Par curiosité, nous nous sommes donc amusés à entrer l’expression « mít plnou hlavu » dans Google et nous sommes tombés sur certains titres de presse comme « František Janeček narozeniny neslaví, má plnou hlavu muzikálu », soit « František Janeček (qui est un producteur) ne fête pas son anniversaire, il a la tête pleine de [sa] comédie musicale ». On suppose qu’il s’agissait là de la dernière comédie musicale que le František Janeček en question était en train de produire. Autre titre de presse trouvé, dans le domaine du sport cette fois : « Reprezentace?
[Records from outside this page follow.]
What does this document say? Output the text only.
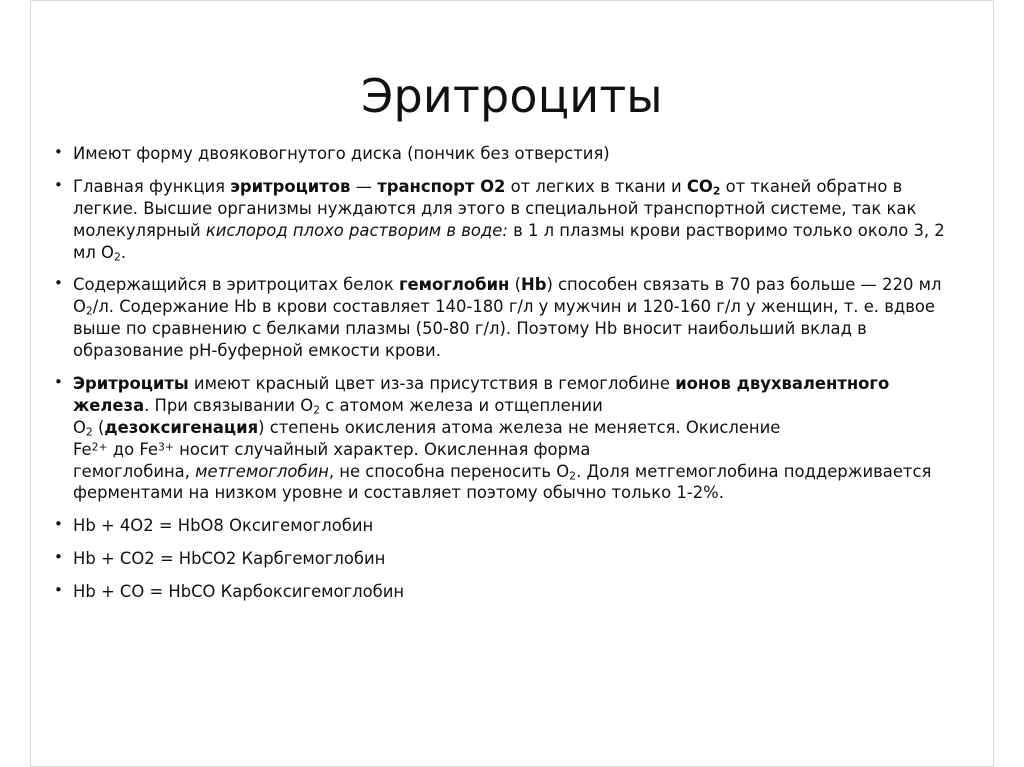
Эритроциты
• Имеют форму двояковогнутого диска (пончик без отверстия)
• Главная функция эритроцитов — транспорт O2 от легких в ткани и $CO_2$ от тканей обратно в легкие. Высшие организмы нуждаются для этого в специальной транспортной системе, так как молекулярный кислород плохо растворим в воде: в 1 л плазмы крови растворимо только около 3, 2 мл $O_2$.
• Содержащийся в эритроцитах белок гемоглобин (Hb) способен связать в 70 раз больше — 220 мл $O_2/л$. Содержание Hb в крови составляет 140-180 г/л у мужчин и 120-160 г/л у женщин, т. е. вдвое выше по сравнению с белками плазмы (50-80 г/л). Поэтому Hb вносит наибольший вклад в образование pH-буферной емкости крови.
• Эритроциты имеют красный цвет из-за присутствия в гемоглобине ионов двухвалентного железа. При связывании $O_2$ с атомом железа и отщеплении
$O_2$ (дезоксигенация) степень окисления атома железа не меняется. Окисление
$Fe^{2+}$ до $Fe^{3+}$ носит случайный характер. Окисленная форма
гемоглобина, метгемоглобин, не способна переносить $O_2$. Доля метгемоглобина поддерживается ферментами на низком уровне и составляет поэтому обычно только 1-2%.
• Hb + 4O2 = HbO8 Оксигемоглобин
• Hb + CO2 = HbCO2 Карбгемоглобин
• Hb + CO = HbCO Карбоксигемоглобин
Teď mám plnou hlavu Sparty, říká trenér Lavička », soit « L’équipe nationale ? Pour l’instant j’ai la tête pleine du Sparta, dit l’entraîneur Lavička ». Ici, Vítězslav Lavička, qui est l’entraîneur de l’équipe de foot du Sparta Prague, répondait à une question d’un journaliste qui lui demandait s’il était prêt à devenir le sélectionneur de l’équipe nationale. Et celui-ci expliquait donc que ce n’était pas une éventualité à laquelle il réfléchissait, car toutes ses pensées étaient tournées vers le Sparta. Autrement dit, dans les deux exemples cités, le premier ne fête pas son anniversaire et le second n’envisage pas d’entraîner l’équipe nationale, car l’esprit de l’un comme de l’autre est occupé par d’autres pensées, dans les cas présents une comédie musicale et une équipe de foot.

On le constate, « avoir la tête pleine de » en tchèque n’équivaut donc pas à « en avoir plein la tête » en français, qui signifie ici « en avoir assez de quelque chose » ou « être excédé de ou par quelque chose ». Les Tchèques, eux, lorsqu’ils en ont marre, de quelque chose ou de quelqu’un, lorsqu’ils « en ont assez » - « mít toho dost », disent plutôt qu’ils « en ont plein les dents » - « mít něčeho (někoho) plné zuby » ou qu’ils « en ont jusqu’au cou » - « mít toho až po krk », un peu comme les Français « en ont plein le dos », « plein les bottes », voire même, certains disent-ils même plus souvent, « plein le c.. ».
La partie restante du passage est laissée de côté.